A massive residential tower in California will provide homeless people with a swanky new living space and luxury amenities, including a café, gym and TV lounge.

The 19-story tower, which is set to open this month in Los Angeles’ Skid Row neighborhood, will provide sprawling views of downtown and the San Gabriel Mountains, the Los Angeles Times reported.

“We’re trying to make our little corner of the world look and feel a little better,” Weingart Center Assn. Chief Executive and President Kevin Murray told the outlet.

Murray, who devised the plan, launched it in 2018 alongside the affordable housing developer Chelsea Investment Corp. The tower will become the largest permanent supportive housing project in Los Angeles.

The 278-unit building for formerly homeless people will offer a slew of amenities in addition to a floor for caseworkers and property managers. These benefits include a café, a courtyard, a gym, an art room, a soundproof music room, a computer room and library, a TV lounge and six large balconies.

A commercial kitchen in the building will also serve a 600-bed shelter next door.

The building is one of three towers. The other two will be built on the perimeter of Weingart’s nonprofit headquarters.

The first tower includes 228 studios and 50 one-bedroom apartments. Each unit will come with a television.

The project is expected to cost approximately $165 million and will receive financing from Proposition HHH, state housing funds and $56 million in state tax credits. Each unit is projected to cost $600,000.

The building concept faces inward to insulate the tenants from the struggling neighborhood.

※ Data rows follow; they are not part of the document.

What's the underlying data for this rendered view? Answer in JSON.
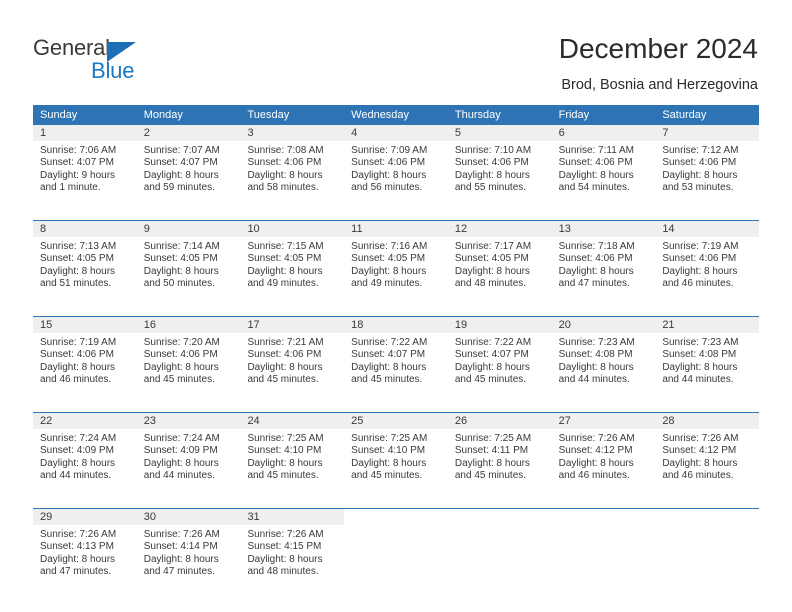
{
  "brand": {
    "word_one": "General",
    "word_two": "Blue",
    "triangle_icon": "triangle-icon",
    "accent_color": "#1a7ac4"
  },
  "header": {
    "title": "December 2024",
    "subtitle": "Brod, Bosnia and Herzegovina"
  },
  "calendar": {
    "header_color": "#2e74b5",
    "date_band_color": "#efefef",
    "weekday_labels": [
      "Sunday",
      "Monday",
      "Tuesday",
      "Wednesday",
      "Thursday",
      "Friday",
      "Saturday"
    ],
    "labels": {
      "sunrise": "Sunrise:",
      "sunset": "Sunset:",
      "daylight": "Daylight:"
    },
    "weeks": [
      [
        {
          "day": "1",
          "sunrise": "Sunrise: 7:06 AM",
          "sunset": "Sunset: 4:07 PM",
          "daylight_1": "Daylight: 9 hours",
          "daylight_2": "and 1 minute."
        },
        {
          "day": "2",
          "sunrise": "Sunrise: 7:07 AM",
          "sunset": "Sunset: 4:07 PM",
          "daylight_1": "Daylight: 8 hours",
          "daylight_2": "and 59 minutes."
        },
        {
          "day": "3",
          "sunrise": "Sunrise: 7:08 AM",
          "sunset": "Sunset: 4:06 PM",
          "daylight_1": "Daylight: 8 hours",
          "daylight_2": "and 58 minutes."
        },
        {
          "day": "4",
          "sunrise": "Sunrise: 7:09 AM",
          "sunset": "Sunset: 4:06 PM",
          "daylight_1": "Daylight: 8 hours",
          "daylight_2": "and 56 minutes."
        },
        {
          "day": "5",
          "sunrise": "Sunrise: 7:10 AM",
          "sunset": "Sunset: 4:06 PM",
          "daylight_1": "Daylight: 8 hours",
          "daylight_2": "and 55 minutes."
        },
        {
          "day": "6",
          "sunrise": "Sunrise: 7:11 AM",
          "sunset": "Sunset: 4:06 PM",
          "daylight_1": "Daylight: 8 hours",
          "daylight_2": "and 54 minutes."
        },
        {
          "day": "7",
          "sunrise": "Sunrise: 7:12 AM",
          "sunset": "Sunset: 4:06 PM",
          "daylight_1": "Daylight: 8 hours",
          "daylight_2": "and 53 minutes."
        }
      ],
      [
        {
          "day": "8",
          "sunrise": "Sunrise: 7:13 AM",
          "sunset": "Sunset: 4:05 PM",
          "daylight_1": "Daylight: 8 hours",
          "daylight_2": "and 51 minutes."
        },
        {
          "day": "9",
          "sunrise": "Sunrise: 7:14 AM",
          "sunset": "Sunset: 4:05 PM",
          "daylight_1": "Daylight: 8 hours",
          "daylight_2": "and 50 minutes."
        },
        {
          "day": "10",
          "sunrise": "Sunrise: 7:15 AM",
          "sunset": "Sunset: 4:05 PM",
          "daylight_1": "Daylight: 8 hours",
          "daylight_2": "and 49 minutes."
        },
        {
          "day": "11",
          "sunrise": "Sunrise: 7:16 AM",
          "sunset": "Sunset: 4:05 PM",
          "daylight_1": "Daylight: 8 hours",
          "daylight_2": "and 49 minutes."
        },
        {
          "day": "12",
          "sunrise": "Sunrise: 7:17 AM",
          "sunset": "Sunset: 4:05 PM",
          "daylight_1": "Daylight: 8 hours",
          "daylight_2": "and 48 minutes."
        },
        {
          "day": "13",
          "sunrise": "Sunrise: 7:18 AM",
          "sunset": "Sunset: 4:06 PM",
          "daylight_1": "Daylight: 8 hours",
          "daylight_2": "and 47 minutes."
        },
        {
          "day": "14",
          "sunrise": "Sunrise: 7:19 AM",
          "sunset": "Sunset: 4:06 PM",
          "daylight_1": "Daylight: 8 hours",
          "daylight_2": "and 46 minutes."
        }
      ],
      [
        {
          "day": "15",
          "sunrise": "Sunrise: 7:19 AM",
          "sunset": "Sunset: 4:06 PM",
          "daylight_1": "Daylight: 8 hours",
          "daylight_2": "and 46 minutes."
        },
        {
          "day": "16",
          "sunrise": "Sunrise: 7:20 AM",
          "sunset": "Sunset: 4:06 PM",
          "daylight_1": "Daylight: 8 hours",
          "daylight_2": "and 45 minutes."
        },
        {
          "day": "17",
          "sunrise": "Sunrise: 7:21 AM",
          "sunset": "Sunset: 4:06 PM",
          "daylight_1": "Daylight: 8 hours",
          "daylight_2": "and 45 minutes."
        },
        {
          "day": "18",
          "sunrise": "Sunrise: 7:22 AM",
          "sunset": "Sunset: 4:07 PM",
          "daylight_1": "Daylight: 8 hours",
          "daylight_2": "and 45 minutes."
        },
        {
          "day": "19",
          "sunrise": "Sunrise: 7:22 AM",
          "sunset": "Sunset: 4:07 PM",
          "daylight_1": "Daylight: 8 hours",
          "daylight_2": "and 45 minutes."
        },
        {
          "day": "20",
          "sunrise": "Sunrise: 7:23 AM",
          "sunset": "Sunset: 4:08 PM",
          "daylight_1": "Daylight: 8 hours",
          "daylight_2": "and 44 minutes."
        },
        {
          "day": "21",
          "sunrise": "Sunrise: 7:23 AM",
          "sunset": "Sunset: 4:08 PM",
          "daylight_1": "Daylight: 8 hours",
          "daylight_2": "and 44 minutes."
        }
      ],
      [
        {
          "day": "22",
          "sunrise": "Sunrise: 7:24 AM",
          "sunset": "Sunset: 4:09 PM",
          "daylight_1": "Daylight: 8 hours",
          "daylight_2": "and 44 minutes."
        },
        {
          "day": "23",
          "sunrise": "Sunrise: 7:24 AM",
          "sunset": "Sunset: 4:09 PM",
          "daylight_1": "Daylight: 8 hours",
          "daylight_2": "and 44 minutes."
        },
        {
          "day": "24",
          "sunrise": "Sunrise: 7:25 AM",
          "sunset": "Sunset: 4:10 PM",
          "daylight_1": "Daylight: 8 hours",
          "daylight_2": "and 45 minutes."
        },
        {
          "day": "25",
          "sunrise": "Sunrise: 7:25 AM",
          "sunset": "Sunset: 4:10 PM",
          "daylight_1": "Daylight: 8 hours",
          "daylight_2": "and 45 minutes."
        },
        {
          "day": "26",
          "sunrise": "Sunrise: 7:25 AM",
          "sunset": "Sunset: 4:11 PM",
          "daylight_1": "Daylight: 8 hours",
          "daylight_2": "and 45 minutes."
        },
        {
          "day": "27",
          "sunrise": "Sunrise: 7:26 AM",
          "sunset": "Sunset: 4:12 PM",
          "daylight_1": "Daylight: 8 hours",
          "daylight_2": "and 46 minutes."
        },
        {
          "day": "28",
          "sunrise": "Sunrise: 7:26 AM",
          "sunset": "Sunset: 4:12 PM",
          "daylight_1": "Daylight: 8 hours",
          "daylight_2": "and 46 minutes."
        }
      ],
      [
        {
          "day": "29",
          "sunrise": "Sunrise: 7:26 AM",
          "sunset": "Sunset: 4:13 PM",
          "daylight_1": "Daylight: 8 hours",
          "daylight_2": "and 47 minutes."
        },
        {
          "day": "30",
          "sunrise": "Sunrise: 7:26 AM",
          "sunset": "Sunset: 4:14 PM",
          "daylight_1": "Daylight: 8 hours",
          "daylight_2": "and 47 minutes."
        },
        {
          "day": "31",
          "sunrise": "Sunrise: 7:26 AM",
          "sunset": "Sunset: 4:15 PM",
          "daylight_1": "Daylight: 8 hours",
          "daylight_2": "and 48 minutes."
        },
        {
          "day": "",
          "sunrise": "",
          "sunset": "",
          "daylight_1": "",
          "daylight_2": ""
        },
        {
          "day": "",
          "sunrise": "",
          "sunset": "",
          "daylight_1": "",
          "daylight_2": ""
        },
        {
          "day": "",
          "sunrise": "",
          "sunset": "",
          "daylight_1": "",
          "daylight_2": ""
        },
        {
          "day": "",
          "sunrise": "",
          "sunset": "",
          "daylight_1": "",
          "daylight_2": ""
        }
      ]
    ]
  }
}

“Down here, it’s you don’t have to go out into Skid Row in order to walk your dog,” Murray told the Times.

Many local community leaders have spoken positively about the new construction.

Pete White, executive director of the Skid Row advocacy group Los Angeles Community Action Network, said more housing is needed in the area and the project stands as a testament to what a “stabilized” Skid Row can look like.

“I see the tower as providing a great need, a great housing need in Skid Row and a design that says poor residents are worthy,” he added.